Это был золотой! Драгоценный подарок.

— За нее не придется краснеть, — сказал он Эрмине, которая, очень взволнованная, стояла рядом. — У нее есть характер и есть талант, настоящий маленький чертенок. Я с удовольствием увижусь с ней вновь. Позаботьтесь об этом.

Он стоял на снегу и махал рукой. Мы тоже махали ему в ответ из нашего экипажа, пока он не исчез из виду.

Всю обратную дорогу в Вену Эрмина крепко прижимала меня к себе. Она осталась очень довольна мною, это видно было по ее глазам. Но кто был этот господин? Лишь после того как я в пятый раз задала ей этот вопрос, она ответствовала:

— Граф Шандор. Он обязательно что-нибудь сделает для тебя.

— А кто такой граф Шандор? Откуда вы его знаете? И почему он станет для меня что-то делать? Когда мы снова его увидим?

Но она лишь смеялась в ответ. Да, граф Шандор. Он был загадкой номер шесть.

В самом деле, две недели спустя специальный курьер доставил нам запечатанный конверт из канцелярии венского Хофбурга. В нем было приглашение в Иозефштадт на приемные экзамены в знаменитый кайзеровский пансион для девушек, который готовил учительниц для всей монархии. На шапке письма стоял габсбургский герб. Ведь пансион учрежден кайзером, а почетный патронаж осуществляла эрцгерцогиня.

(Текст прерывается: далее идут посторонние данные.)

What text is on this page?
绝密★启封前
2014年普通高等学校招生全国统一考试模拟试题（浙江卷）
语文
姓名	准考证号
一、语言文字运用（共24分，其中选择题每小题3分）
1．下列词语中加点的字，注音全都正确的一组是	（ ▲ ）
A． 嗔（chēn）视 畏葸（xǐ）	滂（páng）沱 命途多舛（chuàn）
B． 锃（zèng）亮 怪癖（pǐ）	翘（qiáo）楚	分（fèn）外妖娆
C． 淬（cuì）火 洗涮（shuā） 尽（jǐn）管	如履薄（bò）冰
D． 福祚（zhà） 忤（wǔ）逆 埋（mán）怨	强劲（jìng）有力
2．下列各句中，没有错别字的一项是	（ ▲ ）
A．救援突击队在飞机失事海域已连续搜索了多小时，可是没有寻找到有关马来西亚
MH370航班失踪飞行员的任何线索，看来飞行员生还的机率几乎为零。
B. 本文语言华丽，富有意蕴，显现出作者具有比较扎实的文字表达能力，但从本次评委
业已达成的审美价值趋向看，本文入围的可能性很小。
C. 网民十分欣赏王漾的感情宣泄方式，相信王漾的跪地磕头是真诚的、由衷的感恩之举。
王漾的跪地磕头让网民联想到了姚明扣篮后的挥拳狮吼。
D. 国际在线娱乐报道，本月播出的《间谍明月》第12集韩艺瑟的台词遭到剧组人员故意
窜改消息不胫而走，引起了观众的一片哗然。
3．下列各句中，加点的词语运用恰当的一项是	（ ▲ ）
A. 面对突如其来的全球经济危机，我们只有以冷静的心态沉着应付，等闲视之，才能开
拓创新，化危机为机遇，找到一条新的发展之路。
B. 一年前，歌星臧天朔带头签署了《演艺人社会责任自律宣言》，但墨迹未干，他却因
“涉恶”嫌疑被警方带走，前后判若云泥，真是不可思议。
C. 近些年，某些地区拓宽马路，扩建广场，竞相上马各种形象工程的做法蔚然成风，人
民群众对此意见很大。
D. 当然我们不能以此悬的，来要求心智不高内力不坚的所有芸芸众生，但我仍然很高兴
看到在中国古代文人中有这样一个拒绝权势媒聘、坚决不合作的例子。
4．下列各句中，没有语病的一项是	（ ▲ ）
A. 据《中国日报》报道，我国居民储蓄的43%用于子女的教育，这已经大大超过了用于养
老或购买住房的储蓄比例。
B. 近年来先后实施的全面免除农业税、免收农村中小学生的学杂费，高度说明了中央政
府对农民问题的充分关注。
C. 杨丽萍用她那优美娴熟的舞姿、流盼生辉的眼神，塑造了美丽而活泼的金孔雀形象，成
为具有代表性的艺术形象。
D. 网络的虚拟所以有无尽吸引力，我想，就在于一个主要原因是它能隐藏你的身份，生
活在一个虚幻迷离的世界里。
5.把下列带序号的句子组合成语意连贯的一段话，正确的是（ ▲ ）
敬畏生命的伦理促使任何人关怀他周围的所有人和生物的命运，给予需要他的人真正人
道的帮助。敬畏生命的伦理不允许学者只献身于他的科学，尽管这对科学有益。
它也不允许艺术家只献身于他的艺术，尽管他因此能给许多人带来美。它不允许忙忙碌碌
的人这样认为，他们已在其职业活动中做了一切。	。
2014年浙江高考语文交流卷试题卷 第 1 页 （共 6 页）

Экзамен должен был длиться неделю. Важнейшие предметы — немецкий и музыка.

— Почему музыка? — поинтересовалась я.

Эрмина просветила меня:

— У учительницы в Австро-Венгрии совершенно особая роль, — начала она, — она является музой нации, достойной хранительницей культурного наследия. Помимо уроков у нее много других обязанностей… — И Эрмина пустилась в детальные объяснения.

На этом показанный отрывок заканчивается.